Workers replace damaged Pharaonic stones with new ones crafted by stonemasons at the Medinet Habu temple complex in Luxor, Egypt, November 3, 2022.
Long preserved by
dry air and low population density, the slow-burning deterioration of Egypt’s
antiquities hastened under Muhammad Ali Pasha, Egypt’s ruler in the first half
of the 1800s. The onset of modernity at that time brought more people, more
agriculture — which required more water — and more industrial activity to
Luxor.
Egyptian
authorities and foreign archaeologists thought they were doing the Karnak
temples a favor in the 1870s by hauling away centuries’ worth of debris that
had accumulated there.

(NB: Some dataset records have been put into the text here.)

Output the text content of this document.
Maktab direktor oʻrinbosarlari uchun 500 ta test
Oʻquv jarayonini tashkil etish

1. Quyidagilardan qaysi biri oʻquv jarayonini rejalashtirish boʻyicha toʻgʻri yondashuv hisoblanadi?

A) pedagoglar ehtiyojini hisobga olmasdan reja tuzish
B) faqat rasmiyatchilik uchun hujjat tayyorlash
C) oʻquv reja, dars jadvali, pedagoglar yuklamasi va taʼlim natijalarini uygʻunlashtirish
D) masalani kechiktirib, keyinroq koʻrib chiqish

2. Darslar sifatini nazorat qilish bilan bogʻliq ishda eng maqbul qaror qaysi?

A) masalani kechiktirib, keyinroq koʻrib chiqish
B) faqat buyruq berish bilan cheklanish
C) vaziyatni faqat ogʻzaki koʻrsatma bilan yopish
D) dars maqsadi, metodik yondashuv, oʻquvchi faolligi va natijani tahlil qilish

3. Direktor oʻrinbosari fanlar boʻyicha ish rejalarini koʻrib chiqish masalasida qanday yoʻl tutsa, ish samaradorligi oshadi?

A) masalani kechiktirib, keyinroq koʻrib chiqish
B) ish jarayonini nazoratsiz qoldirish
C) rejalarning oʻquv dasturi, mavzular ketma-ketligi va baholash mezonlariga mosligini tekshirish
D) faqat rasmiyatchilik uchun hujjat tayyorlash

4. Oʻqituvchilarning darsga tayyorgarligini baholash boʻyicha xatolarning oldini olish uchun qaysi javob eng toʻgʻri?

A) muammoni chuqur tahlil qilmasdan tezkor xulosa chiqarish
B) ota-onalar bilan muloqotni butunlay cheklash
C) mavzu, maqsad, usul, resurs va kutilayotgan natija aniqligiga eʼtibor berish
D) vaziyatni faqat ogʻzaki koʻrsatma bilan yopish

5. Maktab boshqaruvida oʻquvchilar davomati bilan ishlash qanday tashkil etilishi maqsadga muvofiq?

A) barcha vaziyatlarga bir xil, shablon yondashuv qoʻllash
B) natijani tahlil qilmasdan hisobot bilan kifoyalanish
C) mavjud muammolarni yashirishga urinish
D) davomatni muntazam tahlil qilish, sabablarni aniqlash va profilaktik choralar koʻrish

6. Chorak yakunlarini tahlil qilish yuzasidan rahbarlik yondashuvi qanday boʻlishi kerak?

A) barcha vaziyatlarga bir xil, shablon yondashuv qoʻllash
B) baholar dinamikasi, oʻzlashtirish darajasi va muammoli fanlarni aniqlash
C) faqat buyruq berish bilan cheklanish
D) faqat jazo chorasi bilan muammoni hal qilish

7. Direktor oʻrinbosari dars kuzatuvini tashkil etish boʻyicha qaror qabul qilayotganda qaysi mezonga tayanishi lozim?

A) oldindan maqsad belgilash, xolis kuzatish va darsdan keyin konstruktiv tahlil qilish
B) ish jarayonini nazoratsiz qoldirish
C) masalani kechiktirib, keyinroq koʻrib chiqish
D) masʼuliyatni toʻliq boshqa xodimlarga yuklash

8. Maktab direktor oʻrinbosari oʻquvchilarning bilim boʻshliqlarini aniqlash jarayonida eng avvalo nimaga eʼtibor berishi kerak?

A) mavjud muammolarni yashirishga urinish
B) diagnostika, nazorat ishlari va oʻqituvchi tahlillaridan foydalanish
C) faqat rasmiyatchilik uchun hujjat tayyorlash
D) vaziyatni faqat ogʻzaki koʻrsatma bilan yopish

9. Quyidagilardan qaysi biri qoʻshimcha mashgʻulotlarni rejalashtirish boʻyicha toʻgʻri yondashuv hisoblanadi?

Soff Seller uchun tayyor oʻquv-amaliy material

For future tourists, they were: The excavation revealed
the legs of great statues and the bases of towering columns.
Until the High Dam
held back the annual Nile floods, however, the digging also allowed salt- and
mineral-rich floodwater to run down into the temple complex every year for a
century, eroding the stones. Only the pumps installed in 2006 stopped further
damage.
Humans
unintentionally caused another noticeable change in recent years: Pigeons have
come to roost all over Medinet Habu, streaking the walls with their acidic
droppings, which damage the stone.
The birds arrived
there after Egypt’s government, hoping to better protect the monuments, forced
villagers out of a nearby settlement where they had lived for many years among
a set of tombs. The villagers did not want to go. The pigeons they had raised
for food stayed close, moving into the temple.
But the most
obvious human impact on Luxor’s monuments is the sheer number of people who
visit them. Before the coronavirus pandemic began in 2020, thousands of
tourists passed through King Tut’s tomb daily.
Trying to balance
tourism with preservation, the government commissioned the Getty Conservation
Institute to install a ventilation system to mitigate humidity bred by human
sweat and breathing, among other fixes. The project opened in 2019.
Another approach,
advanced by the Madrid-based Factum Foundation, is to create realistic replicas
that tourists can visit instead of the tombs — a model pioneered in France,
where a full-scale replica of the Lascaux Cave and its prehistoric drawings has
replaced the sealed-off original as a tourist destination.
A lifelike
re-creation of King Tut’s tomb has been open to Carter House visitors since
2014, and the foundation hopes to scan more tombs.
“If anything crazy happens
in the world,” said Aliaa Ismail, 31, the project’s manager, “we’re making a
record because we don’t want it to be lost forever.”